AW: Alternativer Grafikkartenkühler - überhaupt sinnvoll?

Frage mich, warum die Hersteller da nicht etwas bessere SpaWa Kühler herausbringen. Gerade beim Thermalright wäre sicher für einen single-heatpipe Kühler mit vllt. 10 Alulamellen Platz.

Ansonsten schließe ich mich an: So derbe wie Furmark geht keine andere Anwendung in die Bresche: Das Teil ist ja fast GraKa-Folter. oO 130° SpaWas mit ner 4870 trotz der roten Bodenplatte.
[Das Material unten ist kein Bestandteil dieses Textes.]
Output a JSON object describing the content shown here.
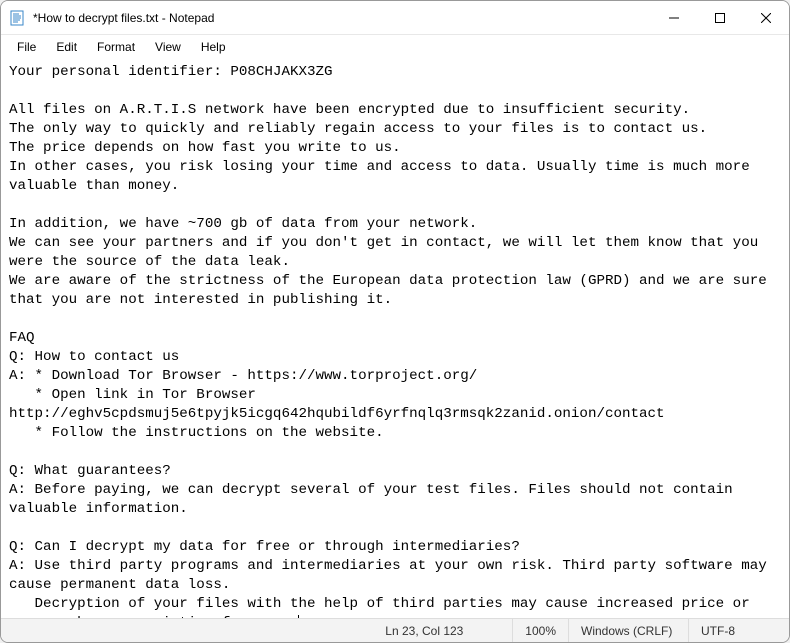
{
  "titlebar": {
    "title": "*How to decrypt files.txt - Notepad",
    "icon": "notepad-icon"
  },
  "window_controls": {
    "minimize": "minimize",
    "maximize": "maximize",
    "close": "close"
  },
  "menu": {
    "file": "File",
    "edit": "Edit",
    "format": "Format",
    "view": "View",
    "help": "Help"
  },
  "document_text": "Your personal identifier: P08CHJAKX3ZG\n\nAll files on A.R.T.I.S network have been encrypted due to insufficient security.\nThe only way to quickly and reliably regain access to your files is to contact us.\nThe price depends on how fast you write to us.\nIn other cases, you risk losing your time and access to data. Usually time is much more valuable than money.\n\nIn addition, we have ~700 gb of data from your network.\nWe can see your partners and if you don't get in contact, we will let them know that you were the source of the data leak.\nWe are aware of the strictness of the European data protection law (GPRD) and we are sure that you are not interested in publishing it.\n\nFAQ\nQ: How to contact us\nA: * Download Tor Browser - https://www.torproject.org/\n   * Open link in Tor Browser http://eghv5cpdsmuj5e6tpyjk5icgq642hqubildf6yrfnqlq3rmsqk2zanid.onion/contact\n   * Follow the instructions on the website.\n\nQ: What guarantees?\nA: Before paying, we can decrypt several of your test files. Files should not contain valuable information.\n\nQ: Can I decrypt my data for free or through intermediaries?\nA: Use third party programs and intermediaries at your own risk. Third party software may cause permanent data loss.\n   Decryption of your files with the help of third parties may cause increased price or you can become a victim of a scam.",
  "status": {
    "position": "Ln 23, Col 123",
    "zoom": "100%",
    "line_ending": "Windows (CRLF)",
    "encoding": "UTF-8"
  }
}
Oo Vor WaKü pack ich das Programm nicht mehr an.
 
AW: Alternativer Grafikkartenkühler - überhaupt sinnvoll?

Hallo,

mich würde mal interessieren, ob es - mal abgesehen von tatsächlich äußert leistungsfähigen Grafikkartenkühlern,
auf Basis einer Wasserkühlung, Sinn macht, einen alternativen Kühler mit Luftkühlung einzusetzen?!

Meiner Meinung JA. Wasserkühlungen sind sicherlich das High-End Segment in Sachen Kühlung aber ein Referenzkühler reizt das Luftkühlprinzip meist nie aus.
Ich verbaue schon seit Jahren auf meinen Grafikkarten verbesserte Luftkühlungen. Meine aktuelle GTX260 läuft mit dem AC 280. Die Temperaturen sind schön gefallen und das OC ergebniss mit 740MHz bei 60°C unter last find ich toll. Vorher war dieser Wert garnicht machbar. Und selbst wenn man nicht übertaktet läuft die Grakka viel leiser.